Vodafone, the UK-based communications company, has sold its 45 percent share of Verizon Wireless to US telecoms group Verizon Communications in one of the biggest deals in corporate history.
The $130 billion deal was announced yesterday after the close of the London stock market but Vodafone's shares had risen 3.4 percent during the day on the back of rumours that it was going to take place. Around 70 percent of the proceeds will be returned to shareholders in a special bonus payout during the first quarter of 2014. Investors will have a choice of receiving this in cash or Verizon shares. Vodafone chief executive Vittorio Colao describes the payout as being a reward, "for the long term support of our strategy since our initial investment".
Vodafone is expected to use the rest of the cash to boost its investment in 4G networks and fibre optic cabling in order to offer faster broadband to its customers.
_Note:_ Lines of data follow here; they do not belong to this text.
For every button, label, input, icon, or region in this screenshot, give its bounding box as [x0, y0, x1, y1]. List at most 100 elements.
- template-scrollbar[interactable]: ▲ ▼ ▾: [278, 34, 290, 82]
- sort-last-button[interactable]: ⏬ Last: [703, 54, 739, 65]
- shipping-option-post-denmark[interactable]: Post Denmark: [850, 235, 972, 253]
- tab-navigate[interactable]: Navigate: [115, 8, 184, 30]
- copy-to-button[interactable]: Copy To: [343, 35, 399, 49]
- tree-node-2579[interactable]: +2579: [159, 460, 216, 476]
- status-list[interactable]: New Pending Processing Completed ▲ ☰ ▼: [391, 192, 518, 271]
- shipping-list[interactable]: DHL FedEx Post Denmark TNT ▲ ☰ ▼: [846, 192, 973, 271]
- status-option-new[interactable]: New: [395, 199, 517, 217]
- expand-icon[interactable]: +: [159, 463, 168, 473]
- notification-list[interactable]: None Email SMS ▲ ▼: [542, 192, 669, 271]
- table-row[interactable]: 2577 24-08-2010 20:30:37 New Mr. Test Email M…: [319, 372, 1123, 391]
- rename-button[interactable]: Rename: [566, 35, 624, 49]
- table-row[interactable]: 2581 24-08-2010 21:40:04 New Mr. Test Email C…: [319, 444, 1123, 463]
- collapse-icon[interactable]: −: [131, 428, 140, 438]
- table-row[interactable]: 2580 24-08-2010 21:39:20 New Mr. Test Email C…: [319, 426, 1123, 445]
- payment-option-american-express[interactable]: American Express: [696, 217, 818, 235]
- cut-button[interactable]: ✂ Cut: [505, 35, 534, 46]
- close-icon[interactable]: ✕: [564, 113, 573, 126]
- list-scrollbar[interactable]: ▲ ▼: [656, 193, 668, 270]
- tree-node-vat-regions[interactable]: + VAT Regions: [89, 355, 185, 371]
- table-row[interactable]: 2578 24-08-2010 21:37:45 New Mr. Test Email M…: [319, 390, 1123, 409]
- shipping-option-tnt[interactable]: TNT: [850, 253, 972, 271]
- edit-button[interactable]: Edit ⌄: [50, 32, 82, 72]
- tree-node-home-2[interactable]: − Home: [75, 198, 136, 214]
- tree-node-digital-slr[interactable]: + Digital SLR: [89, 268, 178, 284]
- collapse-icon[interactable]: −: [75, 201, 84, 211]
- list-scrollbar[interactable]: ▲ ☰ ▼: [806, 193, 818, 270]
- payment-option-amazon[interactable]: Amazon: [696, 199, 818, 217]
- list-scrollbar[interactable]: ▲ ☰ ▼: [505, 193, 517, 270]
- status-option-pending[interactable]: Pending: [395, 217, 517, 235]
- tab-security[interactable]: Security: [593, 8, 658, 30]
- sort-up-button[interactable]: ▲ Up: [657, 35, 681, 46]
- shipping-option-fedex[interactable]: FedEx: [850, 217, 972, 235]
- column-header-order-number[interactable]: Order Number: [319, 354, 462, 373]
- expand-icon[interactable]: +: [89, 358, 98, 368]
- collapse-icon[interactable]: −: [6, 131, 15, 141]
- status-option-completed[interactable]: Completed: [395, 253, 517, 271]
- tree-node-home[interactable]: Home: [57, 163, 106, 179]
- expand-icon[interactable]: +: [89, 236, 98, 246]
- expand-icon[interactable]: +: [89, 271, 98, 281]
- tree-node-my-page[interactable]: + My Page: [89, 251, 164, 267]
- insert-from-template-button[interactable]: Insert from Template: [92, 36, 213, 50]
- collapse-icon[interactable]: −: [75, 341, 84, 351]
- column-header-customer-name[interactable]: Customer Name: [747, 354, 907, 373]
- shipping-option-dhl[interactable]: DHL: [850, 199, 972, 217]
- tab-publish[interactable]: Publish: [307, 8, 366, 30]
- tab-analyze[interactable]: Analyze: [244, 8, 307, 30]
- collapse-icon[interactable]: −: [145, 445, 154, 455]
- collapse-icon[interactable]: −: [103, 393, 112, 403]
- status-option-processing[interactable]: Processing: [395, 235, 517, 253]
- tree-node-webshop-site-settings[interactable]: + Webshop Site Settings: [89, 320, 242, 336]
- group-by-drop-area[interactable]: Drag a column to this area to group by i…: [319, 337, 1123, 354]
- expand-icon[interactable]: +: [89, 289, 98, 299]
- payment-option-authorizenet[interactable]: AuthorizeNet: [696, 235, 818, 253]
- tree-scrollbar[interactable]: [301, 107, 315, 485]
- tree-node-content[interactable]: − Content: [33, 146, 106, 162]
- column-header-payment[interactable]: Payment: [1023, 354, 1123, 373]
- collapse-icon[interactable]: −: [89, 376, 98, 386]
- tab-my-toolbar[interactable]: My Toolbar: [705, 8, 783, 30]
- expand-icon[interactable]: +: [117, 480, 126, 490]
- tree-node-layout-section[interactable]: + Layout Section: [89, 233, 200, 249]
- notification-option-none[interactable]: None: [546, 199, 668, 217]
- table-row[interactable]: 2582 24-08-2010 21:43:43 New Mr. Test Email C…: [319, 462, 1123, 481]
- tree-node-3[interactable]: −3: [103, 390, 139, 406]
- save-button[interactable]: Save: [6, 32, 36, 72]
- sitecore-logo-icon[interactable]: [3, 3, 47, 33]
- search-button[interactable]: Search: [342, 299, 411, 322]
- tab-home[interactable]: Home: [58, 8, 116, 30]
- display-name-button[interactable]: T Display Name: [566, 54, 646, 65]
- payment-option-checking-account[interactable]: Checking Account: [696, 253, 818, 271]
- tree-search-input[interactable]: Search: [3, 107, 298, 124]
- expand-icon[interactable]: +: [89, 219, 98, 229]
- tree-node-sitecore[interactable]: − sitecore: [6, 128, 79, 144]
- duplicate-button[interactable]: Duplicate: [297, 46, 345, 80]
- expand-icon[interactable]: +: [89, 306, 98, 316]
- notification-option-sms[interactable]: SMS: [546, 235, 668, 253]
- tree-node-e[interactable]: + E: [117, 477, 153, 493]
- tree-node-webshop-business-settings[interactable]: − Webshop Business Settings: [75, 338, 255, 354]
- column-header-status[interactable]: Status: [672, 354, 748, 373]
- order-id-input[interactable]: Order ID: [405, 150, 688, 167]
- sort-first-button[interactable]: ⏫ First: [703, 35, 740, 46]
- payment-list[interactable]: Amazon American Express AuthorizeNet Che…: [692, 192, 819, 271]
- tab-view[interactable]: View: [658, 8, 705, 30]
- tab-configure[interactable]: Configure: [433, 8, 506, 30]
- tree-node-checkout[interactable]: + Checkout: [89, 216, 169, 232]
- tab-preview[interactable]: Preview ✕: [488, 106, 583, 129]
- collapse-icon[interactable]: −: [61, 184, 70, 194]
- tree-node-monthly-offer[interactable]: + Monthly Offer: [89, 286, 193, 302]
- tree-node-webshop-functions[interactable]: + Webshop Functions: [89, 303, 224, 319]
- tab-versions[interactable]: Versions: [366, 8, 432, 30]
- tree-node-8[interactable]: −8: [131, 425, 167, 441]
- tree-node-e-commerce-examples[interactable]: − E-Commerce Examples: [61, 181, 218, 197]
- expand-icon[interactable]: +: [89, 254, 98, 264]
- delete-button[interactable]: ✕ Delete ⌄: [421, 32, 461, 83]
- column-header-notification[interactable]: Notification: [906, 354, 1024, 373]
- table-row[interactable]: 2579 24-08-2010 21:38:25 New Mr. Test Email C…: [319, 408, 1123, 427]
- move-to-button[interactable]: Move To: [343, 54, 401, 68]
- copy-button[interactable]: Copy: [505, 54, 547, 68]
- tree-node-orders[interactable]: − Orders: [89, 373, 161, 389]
This is part of a £6 billion plan called Project Spring which will also add to Vodafone's high street stores and help it develop mobile payment services.
The agreement ends a long-term struggle for control over Verizon Wireless with Vodafone and Verizon both trying to take full ownership over the years but never managing to agree a deal until now. However, the deal may prove controversial as the Verizon stake is held by a Dutch holding company so Vodafone won't pay tax in the UK though it will pay $5 billion in the United States. The bonus to shareholders though should provide an injection of cash to the UK economy.